Some further observations:

  • If you pass -fno-code, the flukes go away. It's completely deterministic.
  • If you pass -fno-code -fwrite-interface, the flukes are there again, but only with a spread of +/- 32 bytes.

Going from that last observation, I was able to still reproduce it on a stage2 compiler with the following diff:

diff --git a/compiler/main/HscMain.hs b/compiler/main/HscMain.hs
index ffb9b3ced9..454b9db293 100644
--- a/compiler/main/HscMain.hs
+++ b/compiler/main/HscMain.hs
@@ -169,7 +169,7 @@ import Control.Monad
 import Data.IORef
 import System.FilePath as FilePath
 import System.Directory
-import System.IO (fixIO)
+import System.IO
 import qualified Data.Map as M
 import qualified Data.Set as S
 import Data.Set (Set)
@@ -869,8 +869,10 @@ hscMaybeWriteIface dflags iface old_iface location = do
                             _               -> True
         no_change = old_iface == Just (mi_iface_hash (mi_final_exts iface))
 
-    when (write_interface || force_write_interface) $
-          hscWriteIface dflags iface no_change location
+    when (write_interface || force_write_interface) $ do
+          h <- openBinaryFile "Simple.hi" WriteMode
+          -- hscWriteIface dflags iface no_change location
+          return ()
 
 --------------------------------------------------------------
 -- NoRecomp handlers

So opening a file in write mode leads to these wibbles. If you open the file in ReadMode, the fluctuations go away.

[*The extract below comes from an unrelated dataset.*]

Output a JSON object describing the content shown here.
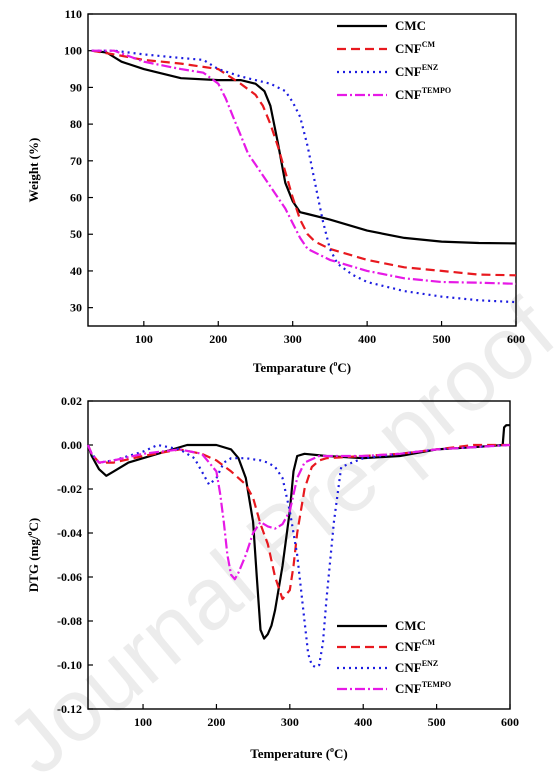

I compiled a standalone program that simply opened "Simple.hi" in WriteMode:

import System.IO

main = do
  _ <- openBinaryFile "Simple.hi" WriteMode
  return ()

(invokation: ghc test.hs -threaded) But that multiple runs of the program don't exhibit any wibbles in allocations.

At this point I gave up, because I suspect it's some race inside the event manager, but this ticket shall preserve my findings so that my work wasn't in vain.